Thirdly, and finally, HOPE FOR THE FUTURE
Look at chapter 13 and verses 1-5:
"There were some present at that very time who told him about the Galileans whose blood Pilate had mingled with their sacrifices. And he answered them, "Do you think that these Galileans were worse sinners than all the other Galileans, because they suffered in this way? No, I tell you; but unless you repent, you will all likewise perish. Or those eighteen on whom the tower in Siloam fell and killed them: do you think that they were worse offenders than all the others who lived in Jerusalem? No, I tell you; but unless you repent, you will all likewise perish."
So here were people who were beginning to think about the wider world and not just themselves. It looks as though they were asking Jesus how to interpret the events relating to Pilate and the Tower in Siloam. So how does Jesus reply? He doesn't say they were wrong to question him. Rather he challenges their fundamental assumption. Jesus is saying to them, "as you think about these wider societal problems, don't assume it is all to do with the faults of others, either past or present; for (and this is the bombshell), you too are a problem."
He says (verse 3):
"I tell you, but unless you repent, you will all likewise perish."

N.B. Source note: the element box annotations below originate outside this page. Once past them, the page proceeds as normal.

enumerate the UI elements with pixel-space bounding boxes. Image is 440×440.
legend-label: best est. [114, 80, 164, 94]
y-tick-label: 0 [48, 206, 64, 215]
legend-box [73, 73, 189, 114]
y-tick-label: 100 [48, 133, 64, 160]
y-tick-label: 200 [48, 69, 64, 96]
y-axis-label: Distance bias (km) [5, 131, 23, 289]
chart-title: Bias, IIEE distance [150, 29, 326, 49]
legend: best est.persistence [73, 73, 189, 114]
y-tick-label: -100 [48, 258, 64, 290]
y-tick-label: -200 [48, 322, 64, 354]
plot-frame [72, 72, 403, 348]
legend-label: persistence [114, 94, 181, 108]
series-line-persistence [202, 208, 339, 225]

And that's so important, it's repeated in verse 5. Yes, learn lessons from the past and from others. But hope for the future begins when you recognize not just the need for others' repentance but your own. And it's to be real repentance. That is when there is grieving for wrong committed or omitted (when you fail to act), and a genuine change of heart, which is then proved by action. Paul spells this out in Acts 26.20. He says that "[you] should repent, turn to God, performing deeds in keeping with … repentance".

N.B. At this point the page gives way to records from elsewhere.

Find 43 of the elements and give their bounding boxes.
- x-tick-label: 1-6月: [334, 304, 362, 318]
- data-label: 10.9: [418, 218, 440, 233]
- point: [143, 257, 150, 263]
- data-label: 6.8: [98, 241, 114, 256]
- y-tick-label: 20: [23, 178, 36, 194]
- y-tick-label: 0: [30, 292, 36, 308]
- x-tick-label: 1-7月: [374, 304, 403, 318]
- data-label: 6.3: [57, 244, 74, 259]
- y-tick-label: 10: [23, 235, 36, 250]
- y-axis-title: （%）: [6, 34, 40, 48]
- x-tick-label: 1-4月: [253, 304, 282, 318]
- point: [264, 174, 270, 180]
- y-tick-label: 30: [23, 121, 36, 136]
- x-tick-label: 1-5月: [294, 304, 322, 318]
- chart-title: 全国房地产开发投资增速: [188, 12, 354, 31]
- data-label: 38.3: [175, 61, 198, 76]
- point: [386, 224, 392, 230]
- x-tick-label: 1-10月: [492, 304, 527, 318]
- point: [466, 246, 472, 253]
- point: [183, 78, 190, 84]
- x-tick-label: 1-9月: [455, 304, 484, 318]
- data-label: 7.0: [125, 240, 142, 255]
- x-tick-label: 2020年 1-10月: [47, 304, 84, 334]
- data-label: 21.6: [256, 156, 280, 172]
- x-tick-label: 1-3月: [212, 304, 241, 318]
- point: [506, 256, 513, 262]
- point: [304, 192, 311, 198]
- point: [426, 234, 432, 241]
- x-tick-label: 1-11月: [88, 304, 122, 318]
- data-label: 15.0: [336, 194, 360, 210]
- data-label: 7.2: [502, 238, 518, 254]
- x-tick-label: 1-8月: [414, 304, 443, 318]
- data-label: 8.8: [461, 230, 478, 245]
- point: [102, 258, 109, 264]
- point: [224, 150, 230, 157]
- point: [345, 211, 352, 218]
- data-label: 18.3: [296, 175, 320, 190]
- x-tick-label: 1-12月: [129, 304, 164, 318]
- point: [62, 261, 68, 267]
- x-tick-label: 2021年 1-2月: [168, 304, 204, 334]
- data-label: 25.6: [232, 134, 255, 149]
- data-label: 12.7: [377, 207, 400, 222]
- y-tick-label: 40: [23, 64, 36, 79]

And there is hope for everyone, for it is never too late to repent. That is the message of verses 6-9:
"And he [Jesus] told this parable: 'A man had a fig tree planted in his vineyard, and he came seeking fruit on it and found none. And he said to the vine dresser, "Look, for three years now I have come seeking fruit on this fig tree, and I find none. Cut it down. Why should it use up the ground?" And he answered him, "Sir, let it alone this year also, until I dig round it and put on manure. Then if it should bear fruit next year, well and good; but if not, you can cut it down".'"

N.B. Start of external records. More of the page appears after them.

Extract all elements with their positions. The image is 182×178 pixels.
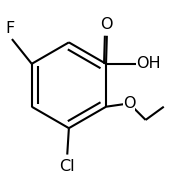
- Text: OH: OH: [136, 56, 161, 71]
- Text: O: O: [100, 17, 112, 32]
- Text: O: O: [123, 96, 135, 111]
- Text: F: F: [6, 21, 15, 36]
- Text: Cl: Cl: [60, 159, 75, 174]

God is looking for real change for good – for the fruit of repentance from us - and there is still time to produce it. But at our "present time" anti-Christian forces are growing. So true repentance, with true obedience, will often be costly – yes, sometimes financially, but also in terms of contending for truth and for what is right. That is one lesson I personally have learnt from World War I - namely - that if you are convinced that something is absolutely wrong, you should take a stand and be willing for the cost and the consequences.
For my great uncle's brother, my maternal Grandfather, was a conscientious objector in World War I. So I was brought up on stories of prison life in the early 20th century. For, unlike in World War II, there was no provision for conscientious objection. I actually decided, as conscription required, to sign on for the navy. But I am hugely grateful for that lesson I learnt as a child.
I must conclude
Hope for the future will only come from true repentance. So who this morning needs for the first time : "to repent, turn to God and perform deeds in keeping with your repentance" for eternal peace with God. And that is possible, because Christ died for you, and as this Sunday reminds us:
"Greater love has no man than this, that someone lay down his life for his friends" (John 15.13).
And who this morning has turned to God – you're committed to Jesus Christ – but you know there is something costly you have to do "in keeping with your repentance"? Well, it's never too late to take action. And the Holy Spirit will work with you. For as we learnt in our Home Groups this past week, Philippians 2.12-13 says:
"[you are to] work out your own salvation with fear and trembling, 13 for it is God who works in you, both to will and to work for his good pleasure."